With an array of home grain mills available, milling your own flour from home is now easy. Get a grip on your grains with these helpful tips.
Parts of a grain berry
Home milling grain health benefits
Switching to a 100% wholegrain diet
What’s meant by the term wholegrain?
To best preserve the freshness of your wheat grains, keep them away from heat, moisture and air. Store grains in an airtight container of your choice.
Wheat grains will generally keep for up to 6-12 months. Unlike flour, the bran layer helps to protect the inner.
Can you freeze the grains?
Yes, you can freeze the grains to prolong their shelf life.
Anatomy of a grain
A number of key parts create the make up of a grain berry.
Bran is the hard casing or outer layer of a wheat grain. It’s very high in fiber and fatty acids. Additionally, it contains protein, starch, vitamins and minerals.
The germ consists of 3 parts; Scutellum, Plumule and Radicle. It’s purpose is to help the wheat kernel reproduce.

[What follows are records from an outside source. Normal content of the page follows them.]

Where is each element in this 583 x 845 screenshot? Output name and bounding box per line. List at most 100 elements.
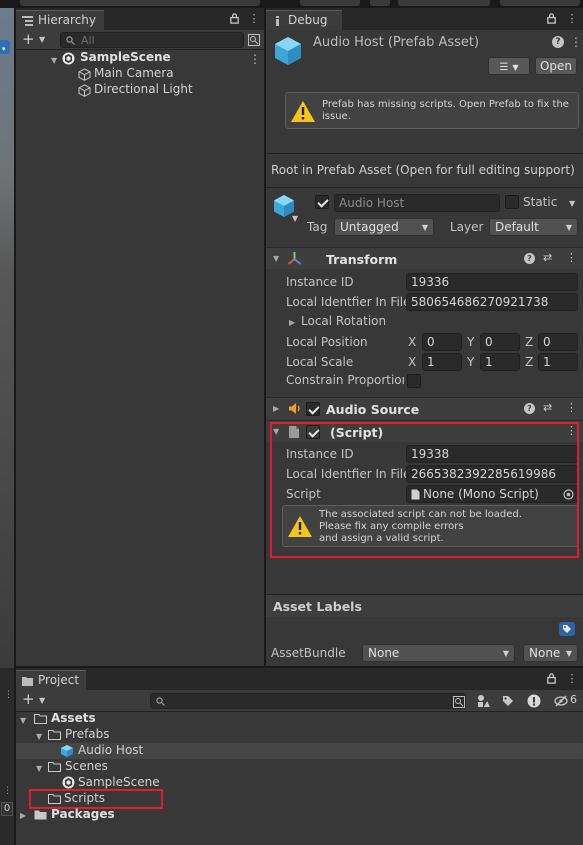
hierarchy-item-label: Main Camera bbox=[94, 66, 174, 80]
asset-labels-header[interactable]: Asset Labels bbox=[266, 595, 583, 617]
warning-text: Prefab has missing scripts. Open Prefab … bbox=[322, 99, 569, 110]
fold-down-icon[interactable]: ▼ bbox=[36, 764, 42, 773]
help-icon[interactable]: ? bbox=[552, 36, 564, 48]
filter-by-type-icon[interactable] bbox=[477, 694, 491, 708]
scale-z-field[interactable]: 1 bbox=[538, 353, 578, 371]
local-rotation-label[interactable]: Local Rotation bbox=[301, 314, 386, 328]
fold-right-icon[interactable]: ▶ bbox=[289, 318, 295, 327]
kebab-menu-icon[interactable]: ⋮ bbox=[249, 52, 261, 66]
axis-y-label: Y bbox=[467, 355, 475, 369]
fold-right-icon[interactable]: ▶ bbox=[273, 404, 279, 413]
chevron-down-icon[interactable]: ▼ bbox=[569, 199, 575, 208]
scale-x-field[interactable]: 1 bbox=[422, 353, 462, 371]
hierarchy-item-label: Directional Light bbox=[94, 82, 193, 96]
axis-x-label: X bbox=[408, 335, 417, 349]
object-name-field[interactable]: Audio Host bbox=[334, 194, 500, 212]
chevron-down-icon[interactable]: ▼ bbox=[39, 696, 45, 705]
toolbar-chip[interactable] bbox=[300, 0, 360, 6]
audio-source-title: Audio Source bbox=[326, 402, 420, 417]
hidden-packages-icon[interactable] bbox=[554, 695, 568, 707]
kebab-menu-icon[interactable]: ⋮ bbox=[570, 35, 582, 49]
presets-icon[interactable]: ⇄ bbox=[543, 251, 552, 264]
highlight-outline bbox=[270, 422, 579, 558]
gameobject-cube-icon bbox=[78, 68, 91, 81]
help-icon[interactable]: ? bbox=[524, 403, 535, 414]
inspector-tabbar: Debug ⋮ bbox=[266, 8, 583, 30]
search-placeholder: All bbox=[81, 34, 95, 47]
inspector-title: Audio Host (Prefab Asset) bbox=[313, 35, 480, 50]
position-y-field[interactable]: 0 bbox=[480, 333, 520, 351]
toolbar-chip[interactable] bbox=[20, 0, 260, 6]
instance-id-field[interactable]: 19336 bbox=[406, 273, 578, 291]
hierarchy-search-input[interactable]: All bbox=[60, 32, 244, 48]
toolbar-chip[interactable] bbox=[500, 0, 580, 6]
active-checkbox[interactable] bbox=[315, 195, 329, 209]
fold-down-icon[interactable]: ▼ bbox=[51, 56, 57, 65]
chevron-down-icon: ▾ bbox=[2, 45, 6, 53]
inspector-panel: Debug ⋮ Audio Host (Prefab Asset) ? ⋮ ☰ … bbox=[266, 8, 583, 666]
fold-down-icon[interactable]: ▼ bbox=[36, 732, 42, 741]
scene-view-sliver[interactable]: ▾ bbox=[0, 8, 14, 668]
project-search-input[interactable] bbox=[150, 693, 466, 709]
assetbundle-label: AssetBundle bbox=[271, 646, 346, 660]
label-tag-icon[interactable] bbox=[559, 622, 575, 636]
kebab-menu-icon[interactable]: ⋮ bbox=[566, 251, 577, 264]
tag-label: Tag bbox=[307, 220, 328, 234]
fold-down-icon[interactable]: ▼ bbox=[20, 716, 26, 725]
filter-by-label-icon[interactable] bbox=[502, 695, 514, 707]
audio-source-header[interactable]: ▶ Audio Source ? ⇄ ⋮ bbox=[266, 397, 583, 419]
position-z-field[interactable]: 0 bbox=[538, 333, 578, 351]
kebab-menu-icon[interactable]: ⋮ bbox=[566, 673, 578, 685]
assetbundle-variant-value: None bbox=[529, 646, 561, 660]
toolbar-chip[interactable] bbox=[398, 0, 490, 6]
hierarchy-item-label: SampleScene bbox=[80, 50, 171, 64]
asset-labels-title: Asset Labels bbox=[273, 599, 362, 614]
add-plus-icon[interactable]: + bbox=[22, 31, 35, 47]
assetbundle-variant-dropdown[interactable]: None ▼ bbox=[523, 644, 578, 662]
fold-down-icon[interactable]: ▼ bbox=[273, 254, 279, 263]
chevron-down-icon[interactable]: ▼ bbox=[292, 214, 298, 223]
transform-header[interactable]: ▼ Transform ? ⇄ ⋮ bbox=[266, 247, 583, 269]
gameobject-cube-icon bbox=[78, 84, 91, 97]
search-mode-icon[interactable] bbox=[453, 696, 465, 708]
scene-search-icon[interactable] bbox=[248, 34, 260, 46]
kebab-menu-icon[interactable]: ⋮ bbox=[566, 401, 577, 414]
chevron-down-icon[interactable]: ▼ bbox=[39, 35, 45, 44]
assetbundle-value: None bbox=[368, 646, 400, 660]
static-checkbox[interactable] bbox=[505, 195, 519, 209]
layer-dropdown[interactable]: Default ▼ bbox=[489, 218, 578, 236]
kebab-menu-icon[interactable]: ⋮ bbox=[566, 13, 578, 25]
log-types-icon[interactable] bbox=[527, 694, 541, 708]
presets-icon[interactable]: ⇄ bbox=[543, 401, 552, 414]
lock-icon[interactable] bbox=[546, 13, 558, 25]
scale-y-field[interactable]: 1 bbox=[480, 353, 520, 371]
tag-dropdown[interactable]: Untagged ▼ bbox=[334, 218, 434, 236]
assetbundle-dropdown[interactable]: None ▼ bbox=[362, 644, 515, 662]
kebab-menu-icon[interactable]: ⋮ bbox=[248, 13, 260, 25]
axis-x-label: X bbox=[408, 355, 417, 369]
transform-title: Transform bbox=[326, 252, 398, 267]
lock-icon[interactable] bbox=[229, 13, 241, 25]
add-plus-icon[interactable]: + bbox=[22, 691, 35, 707]
root-in-prefab-text: Root in Prefab Asset (Open for full edit… bbox=[271, 163, 575, 177]
position-x-field[interactable]: 0 bbox=[422, 333, 462, 351]
counter-badge: 0 bbox=[1, 802, 13, 816]
search-icon bbox=[156, 697, 165, 706]
tab-project[interactable]: Project bbox=[16, 670, 86, 690]
fold-right-icon[interactable]: ▶ bbox=[20, 811, 26, 820]
tab-hierarchy[interactable]: Hierarchy bbox=[16, 10, 104, 30]
toolbar-chip[interactable] bbox=[370, 0, 390, 6]
chevron-down-icon: ▼ bbox=[421, 223, 428, 232]
lock-icon[interactable] bbox=[546, 673, 558, 685]
local-identifier-field[interactable]: 580654686270921738 bbox=[406, 293, 578, 311]
kebab-icon[interactable]: ⋮ bbox=[3, 786, 12, 796]
open-prefab-button[interactable]: Open bbox=[535, 57, 577, 75]
audio-source-enabled-checkbox[interactable] bbox=[306, 402, 320, 416]
kebab-icon[interactable]: ⋮ bbox=[4, 690, 13, 700]
help-icon[interactable]: ? bbox=[524, 253, 535, 264]
constrain-proportions-checkbox[interactable] bbox=[407, 374, 421, 388]
transform-axes-icon bbox=[287, 252, 302, 265]
tab-debug[interactable]: Debug bbox=[266, 10, 342, 30]
chevron-down-icon: ▼ bbox=[565, 223, 572, 232]
prefab-options-dropdown[interactable]: ☰ ▼ bbox=[488, 57, 530, 75]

The Plumule is the main bud or shoot for a wheat grain. The purpose of the plumule is to provide food (through photosynthesis) and aid in the development of the shoot system.
Is home milling flour healthier for me than shop bought flour?
Milling wholegrain flour at home is indeed very healthy for you. The bran is packed full of nutrients that are usually lost in white processed flour.
Whole-grains are proven to support your gut health and reduce inflammation. Additionally, they’re high in fibre and encourage the faster passage of harmful agents through your bowel. Bowel cancer is the third most commonly occurring cancer. Increasing higher fibre into your diet is known to reduce the risk.
Should I eat 100% wholegrain all the time?
Eating 100% wholegrain foods has endless benefits and advantages. However, if you’re switching from a diet rich in refined carbs, it would be best to increase the ratio in favour of whole-grains gradually. This will put less stress on both your taste buds and gut. Both of which have been conditioned for refined carbs.